My fear is clear: we Africans are copycats. Sooner or later our self-appointed patriots and activists will begin to occupy our public squares demanding that one elected government or another whose term has not yet expired should be sacked. I pointed out in my recent series on African leaders that they are like pharaohs of ancient Egypt. Although some of them do not exercise full pharaohnic powers like their counterparts of old, they still have some pharaohnic instincts. If public square democracy gains ascendancy here, it will surely be deemed as a coup against the government in power and its participants will be treated as coupists.
Since what usually starts as a peaceful demonstration almost always ends in violence in our clime, public square democracy will be a frightening development on our shores. Blood may flow too freely on our streets and squares. And we have shed too much blood already in the course of our nation building.
But there is also the question of the morality of public square democracy in which a vocal but very small minority disproportionally gains concession at the expense of the majority. They use intimidation, blackmail and the sympathy of the media which always lies with the underdog to destabilize some societies. The truth about the modern world is that there is hardly anything to choose between incumbents and rebels. The rebellious or revolutionary heroes that overthrew an incumbent government yesterday sometimes turn out to be worse than the men they shoved aside recently.
What is even worse is that they become more resentful of the very method they used in removing the previous government. The people who have now removed Victor Yanukovich in Ukraine will they surrender their seat tomorrow without a fight should another group of ‘democrats’ rise up tomorrow to demand that they resign?
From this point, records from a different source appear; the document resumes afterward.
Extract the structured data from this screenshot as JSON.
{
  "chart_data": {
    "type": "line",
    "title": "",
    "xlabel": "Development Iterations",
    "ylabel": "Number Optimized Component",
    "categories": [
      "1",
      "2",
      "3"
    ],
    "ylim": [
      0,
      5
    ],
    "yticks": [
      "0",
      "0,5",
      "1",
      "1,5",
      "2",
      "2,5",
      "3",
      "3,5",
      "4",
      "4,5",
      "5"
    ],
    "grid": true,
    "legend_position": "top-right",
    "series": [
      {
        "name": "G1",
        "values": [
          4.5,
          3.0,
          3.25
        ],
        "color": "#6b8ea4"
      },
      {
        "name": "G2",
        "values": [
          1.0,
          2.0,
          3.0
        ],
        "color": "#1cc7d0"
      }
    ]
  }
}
I have not been in government but I can tell from my vantage position as a keen observer and commentator that some challenges confronting certain societies do not admit of quick-fixes. Take the economic challenges facing Venezuala for instance which have made thousands to take to the streets in protest against President Nicolas Maduro. Even if the protesters succeed in ousting Maduro, the 56 per cent inflation that is at the root of that country’s problems, will not disappear overnight. What is more, unless the new men become friends with the USA, the situation of Venezuala may even worsen. That is why those who get fed up and want to pour unto the streets in protest must learn the virtues of patience, prayer and co-operation with their leaders to fix whatever problems their country is confronted with. Nation building is not an easy, quick-fix project. It requires time and patience.